Eastward Energy has entered into long-term transportation contracts on behalf of all our customers to help smooth price instabilities – a portion of our customer’s forecasted winter usage will be secured under fixed-price contracts this Fall, which provides price stability for our customers. Even with these contracts, energy costs are still expected to remain high.
Can we expect to see natural gas rates increase further this winter?
It’s difficult to predict if energy costs will remain high due to the unpredictable nature of current market demand. A warm or cold winter will impact both demand and price. If we have a warm winter and demand is low, this could result in lower prices. Alternatively, if we have a cold winter and demand increases, there is a strong chance gas pricing may also increase.
How do you determine the Gas Cost Recovery Rate (GCRR)?

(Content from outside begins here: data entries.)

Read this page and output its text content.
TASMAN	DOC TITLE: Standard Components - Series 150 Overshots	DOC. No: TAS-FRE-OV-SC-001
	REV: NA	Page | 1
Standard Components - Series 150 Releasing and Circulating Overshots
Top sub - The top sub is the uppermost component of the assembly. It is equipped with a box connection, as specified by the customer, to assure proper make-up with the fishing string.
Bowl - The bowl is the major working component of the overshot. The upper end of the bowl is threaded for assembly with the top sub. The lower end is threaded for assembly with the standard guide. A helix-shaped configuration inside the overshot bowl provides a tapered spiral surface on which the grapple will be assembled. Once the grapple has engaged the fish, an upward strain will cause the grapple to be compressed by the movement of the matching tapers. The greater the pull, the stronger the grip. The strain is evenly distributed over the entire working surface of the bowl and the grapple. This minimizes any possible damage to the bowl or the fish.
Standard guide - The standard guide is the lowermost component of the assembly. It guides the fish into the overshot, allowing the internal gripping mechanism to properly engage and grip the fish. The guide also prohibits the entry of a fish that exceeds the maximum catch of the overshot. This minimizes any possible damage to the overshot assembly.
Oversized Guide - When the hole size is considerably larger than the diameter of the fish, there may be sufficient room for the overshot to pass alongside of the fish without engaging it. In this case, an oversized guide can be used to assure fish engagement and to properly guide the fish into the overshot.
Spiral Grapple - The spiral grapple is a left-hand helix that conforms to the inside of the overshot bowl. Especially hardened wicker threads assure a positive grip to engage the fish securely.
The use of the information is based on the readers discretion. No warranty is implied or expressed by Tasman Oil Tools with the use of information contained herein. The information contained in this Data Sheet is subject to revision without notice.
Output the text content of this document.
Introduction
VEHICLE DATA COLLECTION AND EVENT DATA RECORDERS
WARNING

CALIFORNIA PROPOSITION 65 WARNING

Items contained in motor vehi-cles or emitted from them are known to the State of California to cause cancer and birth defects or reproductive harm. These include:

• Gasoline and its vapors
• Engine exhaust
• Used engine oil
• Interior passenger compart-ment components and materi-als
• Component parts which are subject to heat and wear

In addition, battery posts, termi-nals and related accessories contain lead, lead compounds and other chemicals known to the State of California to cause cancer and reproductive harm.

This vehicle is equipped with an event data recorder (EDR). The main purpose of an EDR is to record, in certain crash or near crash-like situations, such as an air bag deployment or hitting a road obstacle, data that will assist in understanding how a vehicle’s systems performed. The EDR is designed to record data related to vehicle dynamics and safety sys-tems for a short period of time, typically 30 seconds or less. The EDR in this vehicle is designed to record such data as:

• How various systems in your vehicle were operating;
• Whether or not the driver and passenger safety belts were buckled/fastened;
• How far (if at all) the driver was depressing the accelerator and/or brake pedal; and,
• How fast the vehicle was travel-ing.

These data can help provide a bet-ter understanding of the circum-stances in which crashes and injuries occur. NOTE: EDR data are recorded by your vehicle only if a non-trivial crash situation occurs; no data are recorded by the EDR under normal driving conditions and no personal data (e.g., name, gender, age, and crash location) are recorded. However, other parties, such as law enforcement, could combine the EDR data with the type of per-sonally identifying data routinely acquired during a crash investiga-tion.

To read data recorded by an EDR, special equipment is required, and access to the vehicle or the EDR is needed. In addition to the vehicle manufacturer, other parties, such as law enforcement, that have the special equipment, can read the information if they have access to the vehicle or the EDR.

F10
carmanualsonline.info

The price of the natural gas commodity is determined by a fundamental concept called supply and demand. Supply is impacted by gas production rates, gas storage, and transportation accessing production and storage. Demand is influenced by weather (heating and cooling) and economic (industrial) activity. The cost of natural gas is not regulated by the Nova Scotia Utility and Review Board. When demand is high in the market, prices typically rise. When supply is high, prices typically drop. We purchase natural gas from the wholesale market and pass this cost to our customer – the customer pays no more than what we’ve paid for the product. The Gas Cost Recovery Rate (GCRR) is a pass-through charge, meaning Eastward Energy does not add any additional markup.
How do you make money if you’re charging the same amount for gas as you paid for it?
We earn a return through our regulated delivery rates we charge customers. The delivery charges cover the expense to deliver natural gas to your home and business, so it’s always available when you need it. These rates are regulated and approved by the Nova Scotia Utility and Review Board.
How can customers manage these price increases throughout winter 2022/2023?
As all energy costs are expected to be higher this winter, it will be important for homeowners and businesses to conserve energy. Energy conservation is key to decreasing your overall energy cost and is easier than you think. Installing programmable thermostats, energy-efficient heating equipment, ensuring your windows and doors are properly insulated, and adding additional insulation to meet new building codes will all help to reduce energy use now, and over the long term.